Up to press time, it was confirmed that Central Bank of Liberia Deputy Governor for Operations, Charles Sirleaf, has been arrested, along with the CBL Director of Finance, Dorbor Hagba. This paper has learned that former Governor Milton Weeks among other “persons of interest” will be rounded up in the next hours.
According to the Kroll investigation, discrepancies were discovered at every stage of the process for controlling the movement of banknotes into and out of the Central Bank during the Independent Review, including: the Legislature approval for printing new banknotes; the procurement and contracting of Crane AB; the shipping of new banknotes to Liberia; the delivery of new banknotes to CBL; and, the movement of funds within and out of the CBL vaults.
Kroll’s Independent Review discovered that the CBL ordered new currency totaling LRD 15 billion from Crane Currency in two tranches in 2016 and 2017. “Communications from the CBL and the Legislature indicate that there was no clear or consistent strategy driving the process to circulate new banknotes from inception to conclusion. As a result, this raised the risk of unintended negative economic effects, including high inflation and the rapid depreciation of the LRD,” Kroll stated.
Kroll also noted that although Legislature approval under “Senate Resolution #002” was granted on May 17, 2016 for the CBL to print new banknotes LRD 5 billion, CBL under former Governor Milton Weeks had already awarded an initial contract to Crane Currency on May 6, 2016 to print new banknotes, eleven days before the Legislative approval was granted.

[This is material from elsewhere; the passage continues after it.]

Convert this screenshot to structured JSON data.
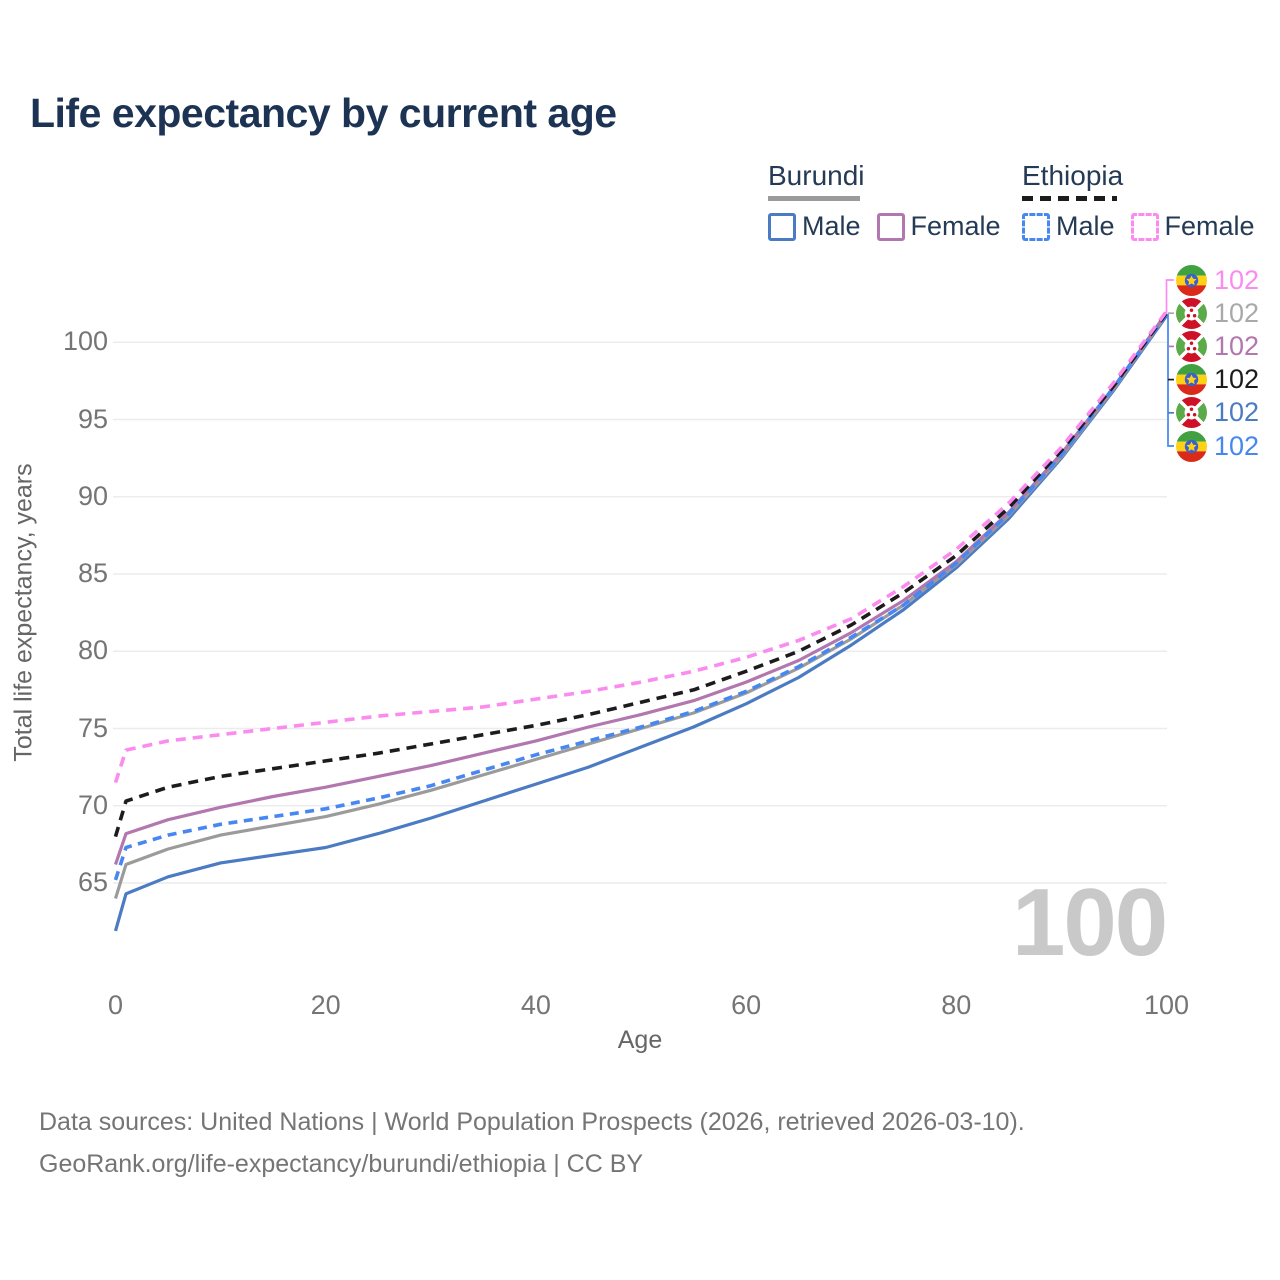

The Independent Reviewers also discovered that for the printing of the second tranche of LRD 10 billion, no Legislative approval was granted as in 2016.

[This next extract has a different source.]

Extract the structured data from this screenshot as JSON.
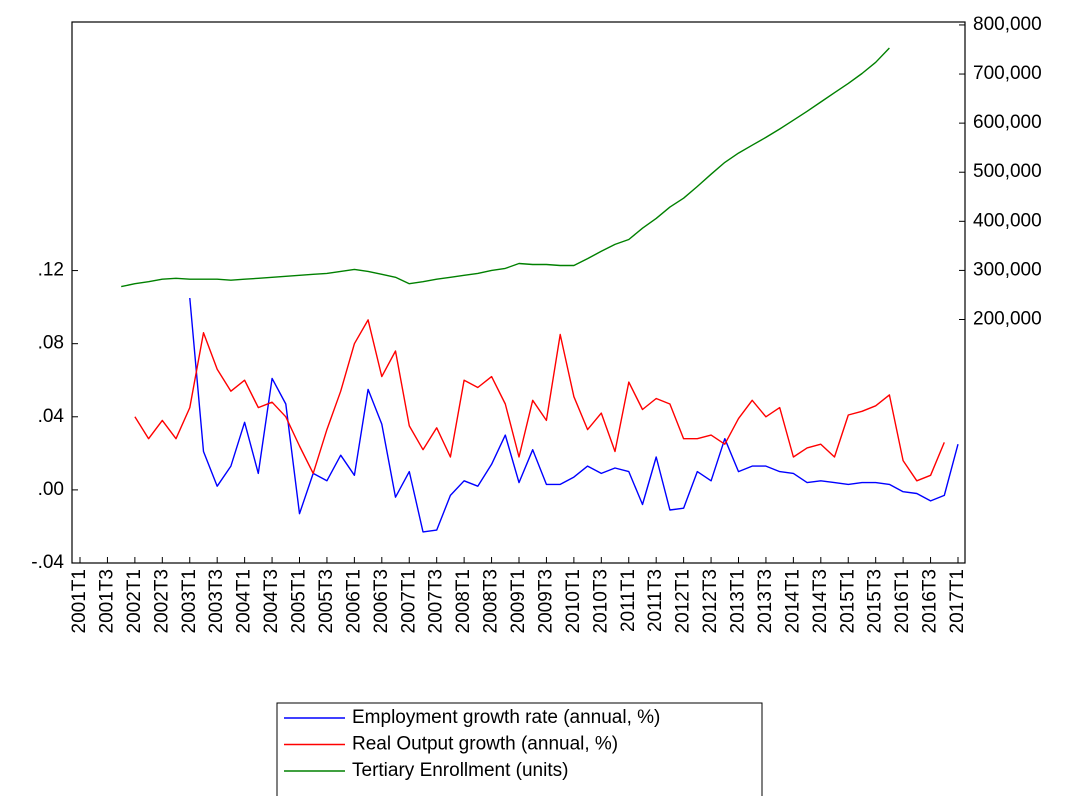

Surprisingly, the CBL at the time procured the services of Crane AB for both printing contracts without adhering to its own internal tendering policies for procurement, the Reviewers noted, disclosing further that the actual value of the new banknotes printed by Crane to Liberia totaled LRD 15.506 billion; meaning Crane printed an excess of LRD 506 million above the initial contractual amount of LRD 15 billion.
The Group also discovered that of the printed LRD 15.506 billion, the CBL had infused LRD 10.146 billion into the Liberian economy without removing from circulation and destroying the equivalent quantity/value of legacy banknotes.
It remains to be seen whether others fingered in the report will likely be arrested, including Finance Minister Samuel Tweah whose name is entangled in the USD25 million that was said to be infused into the economy to offset the depreciation of the Liberian dollar.
“Under the direction of the Minister of Finance, the President’s Economic Management Team conducted a separate USD25 million exercise to “mop up” excess LRD banknotes with USD banknotes. At the time of the Kroll review, this resulted in LRD 2.3 billon (USD 15 million) being purchased by the CBL from local businesses and foreign exchange bureaus, in an attempt to address the depreciation of the Liberian Dollar. This action was taken by the CBL without a clearly documented strategy,” the report noted.
The INSIGHT will provide updates as development unfolds.